La tradición de la Iglesia va creciendo en la Iglesia con la ayuda del Espíritu Santo; es decir, crece la comprensión de las palabras e instituciones transmitidas cuando los fieles las contemplan y estudian repasándolas en su corazón (Lc 2,19-51), cuando comprenden internamente los misterios que viven...; así, el Espíritu Santo, por quien la voz viva del Evangelio resuena en la Iglesia y, por ella, en el mundo entero, va introduciendo a los fieles en la verdad plena y hace que habite en ellos incesantemente la palabra de Cristo (Col 3,16; DV 8)

El Espíritu desciende tras la ascensión de Jesús a los cielos. Es Jesús quien lo envía de parte del Padre (Jn 15,26; 16,7). Gracias al Espíritu, Jesucristo permanece en la Iglesia y está presente en el mundo (2Co 3,17). Por ello es llamado “Espíritu de Jesucristo” (Rm 8,9; Flp 1,19), “Espíritu del Hijo” (Ga 4,6) o también “Espíritu del Señor” (2Co 3,17).
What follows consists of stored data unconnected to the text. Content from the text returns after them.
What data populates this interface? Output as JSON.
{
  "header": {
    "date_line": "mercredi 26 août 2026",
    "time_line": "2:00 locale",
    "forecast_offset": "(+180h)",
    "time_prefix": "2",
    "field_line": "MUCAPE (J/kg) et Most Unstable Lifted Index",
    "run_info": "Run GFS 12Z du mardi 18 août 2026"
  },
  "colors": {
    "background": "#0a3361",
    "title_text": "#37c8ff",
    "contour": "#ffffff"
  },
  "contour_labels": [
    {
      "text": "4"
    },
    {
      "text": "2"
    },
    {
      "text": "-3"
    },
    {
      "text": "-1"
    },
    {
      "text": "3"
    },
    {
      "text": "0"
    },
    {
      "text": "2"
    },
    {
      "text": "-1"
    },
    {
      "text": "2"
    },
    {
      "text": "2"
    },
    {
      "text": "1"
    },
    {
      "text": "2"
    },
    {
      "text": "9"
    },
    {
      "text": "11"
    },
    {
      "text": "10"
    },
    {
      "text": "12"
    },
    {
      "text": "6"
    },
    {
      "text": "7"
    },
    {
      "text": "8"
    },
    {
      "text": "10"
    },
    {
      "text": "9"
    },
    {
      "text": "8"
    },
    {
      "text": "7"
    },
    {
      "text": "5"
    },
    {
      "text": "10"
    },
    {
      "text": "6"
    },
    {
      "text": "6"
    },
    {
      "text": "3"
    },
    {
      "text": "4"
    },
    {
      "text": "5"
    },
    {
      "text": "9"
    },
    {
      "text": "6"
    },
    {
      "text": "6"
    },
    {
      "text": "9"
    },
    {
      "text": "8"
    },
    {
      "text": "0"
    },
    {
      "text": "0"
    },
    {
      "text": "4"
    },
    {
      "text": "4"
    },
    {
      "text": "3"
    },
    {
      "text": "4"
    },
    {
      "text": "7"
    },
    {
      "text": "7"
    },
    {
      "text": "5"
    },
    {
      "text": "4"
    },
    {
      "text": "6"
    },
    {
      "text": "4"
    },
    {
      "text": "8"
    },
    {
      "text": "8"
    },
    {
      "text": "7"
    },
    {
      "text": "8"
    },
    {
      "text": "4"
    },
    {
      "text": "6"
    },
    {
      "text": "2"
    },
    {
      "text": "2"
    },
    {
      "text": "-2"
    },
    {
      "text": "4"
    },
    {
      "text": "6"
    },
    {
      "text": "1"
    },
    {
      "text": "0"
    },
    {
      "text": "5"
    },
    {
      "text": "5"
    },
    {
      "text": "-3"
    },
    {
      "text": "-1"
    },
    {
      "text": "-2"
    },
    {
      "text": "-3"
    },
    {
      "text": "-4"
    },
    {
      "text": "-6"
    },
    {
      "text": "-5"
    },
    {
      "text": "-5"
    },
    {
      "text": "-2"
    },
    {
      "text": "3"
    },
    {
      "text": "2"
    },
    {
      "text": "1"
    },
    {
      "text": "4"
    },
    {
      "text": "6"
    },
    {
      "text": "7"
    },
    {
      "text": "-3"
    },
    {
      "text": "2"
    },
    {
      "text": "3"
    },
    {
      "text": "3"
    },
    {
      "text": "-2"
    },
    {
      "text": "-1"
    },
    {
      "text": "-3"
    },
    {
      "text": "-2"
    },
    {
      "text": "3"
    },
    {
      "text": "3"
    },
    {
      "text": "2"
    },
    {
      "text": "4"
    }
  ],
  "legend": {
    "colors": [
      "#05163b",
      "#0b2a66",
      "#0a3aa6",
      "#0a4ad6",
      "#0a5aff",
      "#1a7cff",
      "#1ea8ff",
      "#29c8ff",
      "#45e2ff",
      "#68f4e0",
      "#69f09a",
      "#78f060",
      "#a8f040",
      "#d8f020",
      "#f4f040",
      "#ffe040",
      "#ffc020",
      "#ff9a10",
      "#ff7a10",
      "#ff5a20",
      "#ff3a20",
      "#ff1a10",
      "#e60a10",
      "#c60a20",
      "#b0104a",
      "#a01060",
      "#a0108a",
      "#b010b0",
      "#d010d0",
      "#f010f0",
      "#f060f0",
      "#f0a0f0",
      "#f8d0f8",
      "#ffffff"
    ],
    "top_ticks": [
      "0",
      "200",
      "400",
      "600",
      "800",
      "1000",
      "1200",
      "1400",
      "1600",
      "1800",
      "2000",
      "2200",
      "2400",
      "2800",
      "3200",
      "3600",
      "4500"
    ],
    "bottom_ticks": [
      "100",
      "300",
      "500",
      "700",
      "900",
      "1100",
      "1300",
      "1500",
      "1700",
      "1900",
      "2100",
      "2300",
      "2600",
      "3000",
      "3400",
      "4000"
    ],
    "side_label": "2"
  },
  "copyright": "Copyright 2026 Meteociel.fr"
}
Se comprende, pues, que “nadie, hablando por influjo del Espíritu de Dios pueda decir ¡Jesús es anatema! Y nadie pueda decir ¡Jesús es el Señor! sino es por influjo del Espíritu Santo” (1Co 12,3).

El Espíritu es el Paráclito: defensor, consolador, abogado, consejero, mediador, espíritu de verdad (Jn 14,17; 15,26; 16,13). Como Paráclito, el Espíritu Santo prolonga la obra de Cristo con sus discípulos en la tierra; de aquí que sea llamado otro Paráclito (Jn 14,16). Jesús sigue en el reino de los cielos su misión de Paráclito (1Jn 2,1).[4]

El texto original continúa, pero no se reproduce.